# LDI 2018, Day 1

#### porkchop

##### Well-Known Member
The likeness of the VL5/500 just won't die! I have always loved the look of that fixture. One of the only ones where I want the lens to be visible to the audience. A little nervous about what the MSRP will be, though.

View attachment 16945
They told me in the $8k-9K range which sounds pretty reasonable to me. The light looks like on of those things that designers will love and maintainers will hate. #### Les ##### Well-Known Member They told me in the$8k-9K range which sounds pretty reasonable to me. The light looks like on of those things that designers will love and maintainers will hate.

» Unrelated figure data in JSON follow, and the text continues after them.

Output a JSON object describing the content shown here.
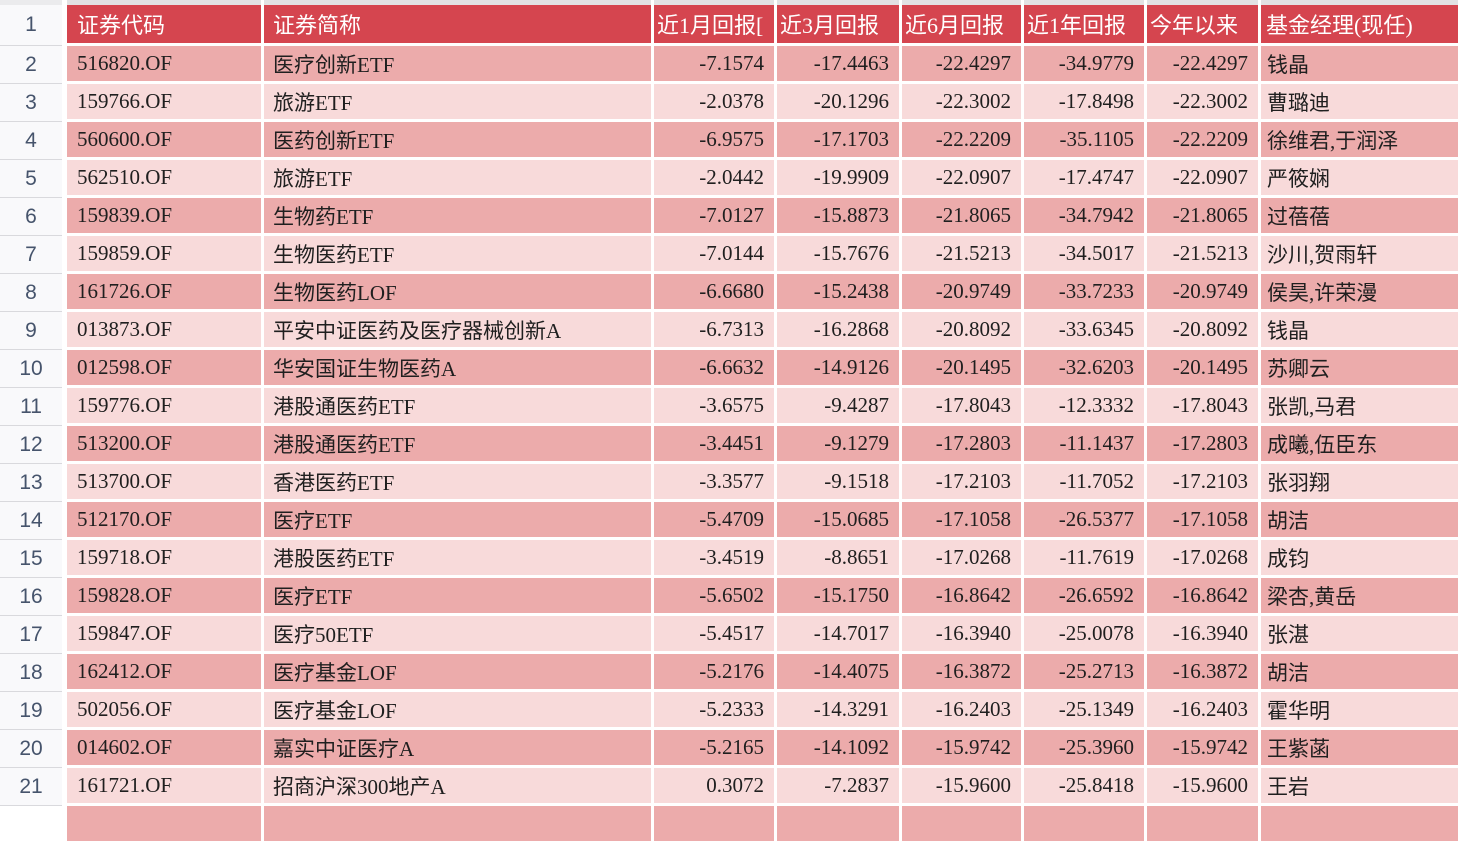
{
  "colors": {
    "header_bg": "#d5454f",
    "header_text": "#ffffff",
    "row_dark": "#ecabab",
    "row_light": "#f8dada",
    "gutter_text": "#46546c",
    "cell_text": "#1f1f1f"
  },
  "gutter": [
    "1",
    "2",
    "3",
    "4",
    "5",
    "6",
    "7",
    "8",
    "9",
    "10",
    "11",
    "12",
    "13",
    "14",
    "15",
    "16",
    "17",
    "18",
    "19",
    "20",
    "21"
  ],
  "table": {
    "headers": [
      {
        "key": "code",
        "label": "证券代码"
      },
      {
        "key": "name",
        "label": "证券简称"
      },
      {
        "key": "m1",
        "label": "近1月回报["
      },
      {
        "key": "m3",
        "label": "近3月回报"
      },
      {
        "key": "m6",
        "label": "近6月回报"
      },
      {
        "key": "y1",
        "label": "近1年回报"
      },
      {
        "key": "ytd",
        "label": "今年以来"
      },
      {
        "key": "manager",
        "label": "基金经理(现任)"
      }
    ],
    "rows": [
      {
        "shade": "dark",
        "code": "516820.OF",
        "name": "医疗创新ETF",
        "m1": "-7.1574",
        "m3": "-17.4463",
        "m6": "-22.4297",
        "y1": "-34.9779",
        "ytd": "-22.4297",
        "manager": "钱晶"
      },
      {
        "shade": "light",
        "code": "159766.OF",
        "name": "旅游ETF",
        "m1": "-2.0378",
        "m3": "-20.1296",
        "m6": "-22.3002",
        "y1": "-17.8498",
        "ytd": "-22.3002",
        "manager": "曹璐迪"
      },
      {
        "shade": "dark",
        "code": "560600.OF",
        "name": "医药创新ETF",
        "m1": "-6.9575",
        "m3": "-17.1703",
        "m6": "-22.2209",
        "y1": "-35.1105",
        "ytd": "-22.2209",
        "manager": "徐维君,于润泽"
      },
      {
        "shade": "light",
        "code": "562510.OF",
        "name": "旅游ETF",
        "m1": "-2.0442",
        "m3": "-19.9909",
        "m6": "-22.0907",
        "y1": "-17.4747",
        "ytd": "-22.0907",
        "manager": "严筱娴"
      },
      {
        "shade": "dark",
        "code": "159839.OF",
        "name": "生物药ETF",
        "m1": "-7.0127",
        "m3": "-15.8873",
        "m6": "-21.8065",
        "y1": "-34.7942",
        "ytd": "-21.8065",
        "manager": "过蓓蓓"
      },
      {
        "shade": "light",
        "code": "159859.OF",
        "name": "生物医药ETF",
        "m1": "-7.0144",
        "m3": "-15.7676",
        "m6": "-21.5213",
        "y1": "-34.5017",
        "ytd": "-21.5213",
        "manager": "沙川,贺雨轩"
      },
      {
        "shade": "dark",
        "code": "161726.OF",
        "name": "生物医药LOF",
        "m1": "-6.6680",
        "m3": "-15.2438",
        "m6": "-20.9749",
        "y1": "-33.7233",
        "ytd": "-20.9749",
        "manager": "侯昊,许荣漫"
      },
      {
        "shade": "light",
        "code": "013873.OF",
        "name": "平安中证医药及医疗器械创新A",
        "m1": "-6.7313",
        "m3": "-16.2868",
        "m6": "-20.8092",
        "y1": "-33.6345",
        "ytd": "-20.8092",
        "manager": "钱晶"
      },
      {
        "shade": "dark",
        "code": "012598.OF",
        "name": "华安国证生物医药A",
        "m1": "-6.6632",
        "m3": "-14.9126",
        "m6": "-20.1495",
        "y1": "-32.6203",
        "ytd": "-20.1495",
        "manager": "苏卿云"
      },
      {
        "shade": "light",
        "code": "159776.OF",
        "name": "港股通医药ETF",
        "m1": "-3.6575",
        "m3": "-9.4287",
        "m6": "-17.8043",
        "y1": "-12.3332",
        "ytd": "-17.8043",
        "manager": "张凯,马君"
      },
      {
        "shade": "dark",
        "code": "513200.OF",
        "name": "港股通医药ETF",
        "m1": "-3.4451",
        "m3": "-9.1279",
        "m6": "-17.2803",
        "y1": "-11.1437",
        "ytd": "-17.2803",
        "manager": "成曦,伍臣东"
      },
      {
        "shade": "light",
        "code": "513700.OF",
        "name": "香港医药ETF",
        "m1": "-3.3577",
        "m3": "-9.1518",
        "m6": "-17.2103",
        "y1": "-11.7052",
        "ytd": "-17.2103",
        "manager": "张羽翔"
      },
      {
        "shade": "dark",
        "code": "512170.OF",
        "name": "医疗ETF",
        "m1": "-5.4709",
        "m3": "-15.0685",
        "m6": "-17.1058",
        "y1": "-26.5377",
        "ytd": "-17.1058",
        "manager": "胡洁"
      },
      {
        "shade": "light",
        "code": "159718.OF",
        "name": "港股医药ETF",
        "m1": "-3.4519",
        "m3": "-8.8651",
        "m6": "-17.0268",
        "y1": "-11.7619",
        "ytd": "-17.0268",
        "manager": "成钧"
      },
      {
        "shade": "dark",
        "code": "159828.OF",
        "name": "医疗ETF",
        "m1": "-5.6502",
        "m3": "-15.1750",
        "m6": "-16.8642",
        "y1": "-26.6592",
        "ytd": "-16.8642",
        "manager": "梁杏,黄岳"
      },
      {
        "shade": "light",
        "code": "159847.OF",
        "name": "医疗50ETF",
        "m1": "-5.4517",
        "m3": "-14.7017",
        "m6": "-16.3940",
        "y1": "-25.0078",
        "ytd": "-16.3940",
        "manager": "张湛"
      },
      {
        "shade": "dark",
        "code": "162412.OF",
        "name": "医疗基金LOF",
        "m1": "-5.2176",
        "m3": "-14.4075",
        "m6": "-16.3872",
        "y1": "-25.2713",
        "ytd": "-16.3872",
        "manager": "胡洁"
      },
      {
        "shade": "light",
        "code": "502056.OF",
        "name": "医疗基金LOF",
        "m1": "-5.2333",
        "m3": "-14.3291",
        "m6": "-16.2403",
        "y1": "-25.1349",
        "ytd": "-16.2403",
        "manager": "霍华明"
      },
      {
        "shade": "dark",
        "code": "014602.OF",
        "name": "嘉实中证医疗A",
        "m1": "-5.2165",
        "m3": "-14.1092",
        "m6": "-15.9742",
        "y1": "-25.3960",
        "ytd": "-15.9742",
        "manager": "王紫菡"
      },
      {
        "shade": "light",
        "code": "161721.OF",
        "name": "招商沪深300地产A",
        "m1": "0.3072",
        "m3": "-7.2837",
        "m6": "-15.9600",
        "y1": "-25.8418",
        "ytd": "-15.9600",
        "manager": "王岩"
      }
    ]
  }
}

I've actually found the radial system of the VL500 to be pretty reliable and robust (falls and other physical damage notwithstanding). But I know there is more to this fixture than just the moving vanes up front. Seems like I also heard that it can do gobo projection as well?

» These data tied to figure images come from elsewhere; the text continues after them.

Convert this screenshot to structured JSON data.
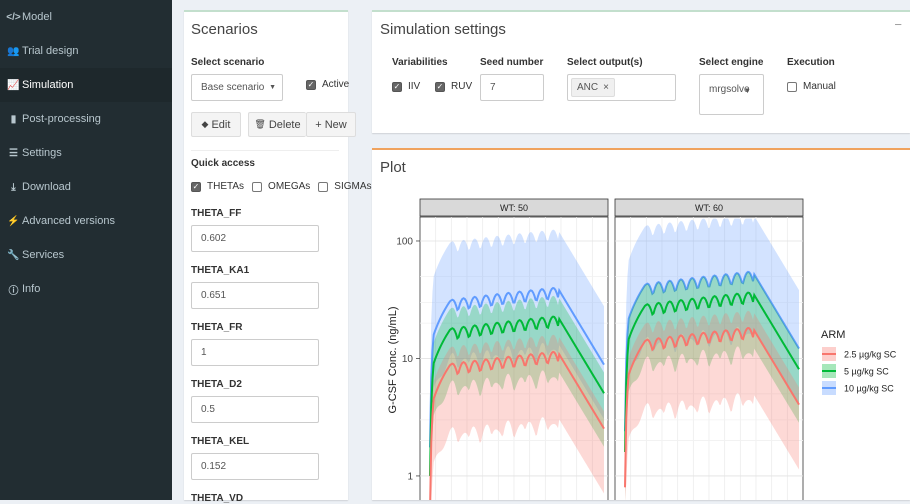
{
  "sidebar": {
    "items": [
      {
        "label": "Model",
        "icon": "code-icon"
      },
      {
        "label": "Trial design",
        "icon": "users-icon"
      },
      {
        "label": "Simulation",
        "icon": "line-chart-icon"
      },
      {
        "label": "Post-processing",
        "icon": "bar-chart-icon"
      },
      {
        "label": "Settings",
        "icon": "sliders-icon"
      },
      {
        "label": "Download",
        "icon": "download-icon"
      },
      {
        "label": "Advanced versions",
        "icon": "bolt-icon"
      },
      {
        "label": "Services",
        "icon": "wrench-icon"
      },
      {
        "label": "Info",
        "icon": "info-icon"
      }
    ],
    "active_index": 2
  },
  "scenarios": {
    "title": "Scenarios",
    "select_label": "Select scenario",
    "selected": "Base scenario",
    "active_label": "Active",
    "active_checked": true,
    "edit_label": "Edit",
    "delete_label": "Delete",
    "new_label": "New",
    "quick_access_label": "Quick access",
    "quick": [
      {
        "label": "THETAs",
        "checked": true
      },
      {
        "label": "OMEGAs",
        "checked": false
      },
      {
        "label": "SIGMAs",
        "checked": false
      }
    ],
    "params": [
      {
        "label": "THETA_FF",
        "value": "0.602"
      },
      {
        "label": "THETA_KA1",
        "value": "0.651"
      },
      {
        "label": "THETA_FR",
        "value": "1"
      },
      {
        "label": "THETA_D2",
        "value": "0.5"
      },
      {
        "label": "THETA_KEL",
        "value": "0.152"
      },
      {
        "label": "THETA_VD",
        "value": ""
      }
    ]
  },
  "sim_settings": {
    "title": "Simulation settings",
    "collapse_symbol": "−",
    "variabilities_label": "Variabilities",
    "iiv_label": "IIV",
    "iiv_checked": true,
    "ruv_label": "RUV",
    "ruv_checked": true,
    "seed_label": "Seed number",
    "seed_value": "7",
    "output_label": "Select output(s)",
    "output_tag": "ANC",
    "output_tag_remove": "×",
    "engine_label": "Select engine",
    "engine_value": "mrgsolve",
    "execution_label": "Execution",
    "manual_label": "Manual",
    "manual_checked": false
  },
  "plot": {
    "title": "Plot"
  },
  "chart_data": {
    "type": "area",
    "ylabel": "G-CSF Conc. (ng/mL)",
    "xlabel": "",
    "yscale": "log",
    "yticks": [
      1,
      10,
      100
    ],
    "ytick_labels": [
      "1",
      "10",
      "100"
    ],
    "grid": true,
    "legend_title": "ARM",
    "legend_position": "right",
    "panels": [
      "WT: 50",
      "WT: 60"
    ],
    "series": [
      {
        "name": "2.5 µg/kg SC",
        "color": "#f8766d",
        "median_wt50": 10,
        "median_wt60": 16,
        "lo": 2.8,
        "hi": 14
      },
      {
        "name": "5 µg/kg SC",
        "color": "#00ba38",
        "median_wt50": 20,
        "median_wt60": 32,
        "lo": 7,
        "hi": 30
      },
      {
        "name": "10 µg/kg SC",
        "color": "#619cff",
        "median_wt50": 35,
        "median_wt60": 48,
        "lo": 12,
        "hi": 110
      }
    ]
  }
}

Interestingly, a friend of mine who works at VL said those front vanes don't even move and are just for show. However, I saw a video of them very clearly collapsing to allow max diffusion, so I'm not sure what he knows or has seen. I guess it makes sense that they'd be a bit salty over there. They've been on edge ever since the Philips buyout.

#### dvsDave

##### Benevolent Dictator
Senior Team
CB Mods
Fight Leukemia
They definitely move, I watched them open and close myself, and wow, they make a huge difference in diffusion.

#### porkchop

##### Well-Known Member
I've actually found the radial system of the VL500 to be pretty reliable and robust (falls and other physical damage notwithstanding). But I know there is more to this fixture than just the moving vanes up front. Seems like I also heard that it can do gobo projection as well?

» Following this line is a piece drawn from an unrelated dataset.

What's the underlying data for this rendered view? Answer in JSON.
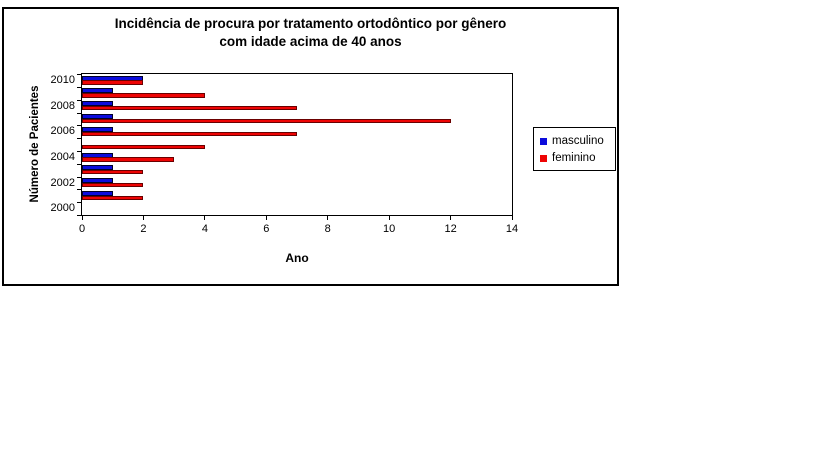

Interestingly, a friend of mine who works at VL said those front vanes don't even move and are just for show. However, I saw a video of them very clearly collapsing to allow max diffusion, so I'm not sure what he knows or has seen. I guess it makes sense that they'd be a bit salty over there. They've been on edge ever since the Philips buyout.

They can rotate 90 degrees from completely flat to where they are parallel to the light as it come out of the fixture. The guys at the booth made it very clear that "they are made to be edge lit". I'm not sure what that means exactly, but they did read nicely even when completely "open". The fixture itself is a spot type unit with gobo wheels and things like that. Can also do split colors and breakups with just the LED engine which I thought was pretty darn neat. Not sure if there would be an actual efficiency or thermal benefit to doing it this way or if it's just a unique feature for the sake of being unique.

Les

#### gafftaper

##### Senior Team
Senior Team
Fight Leukemia
They can rotate 90 degrees from completely flat to where they are parallel to the light as it come out of the fixture. The guys at the booth made it very clear that "they are made to be edge lit". I'm not sure what that means exactly, but they did read nicely even when completely "open". The fixture itself is a spot type unit with gobo wheels and things like that. Can also do split colors and breakups with just the LED engine which I thought was pretty darn neat. Not sure if there would be an actual efficiency or thermal benefit to doing it this way or if it's just a unique feature for the sake of being unique.
I believe they said it goes down to a 3 degree beam angle. So it's a sort of Sharpie too.

#### cbrandt

##### Well-Known Member
It does quite a nice (nearly) hard edge fat beam. You'd never project a logo with the gobos in here, but they do some nice break up and aerial effects. The vanes up front are made to be seen. They do a really nice job when edge lit of making the face of the fixture pretty, and double duty as a good wide angle diffusion to get a little more wash effect out of the fixture. With 6000 lumen output, the price is about right for a fixture that has some nice eye candy as well as enough output to do a decent stage wash.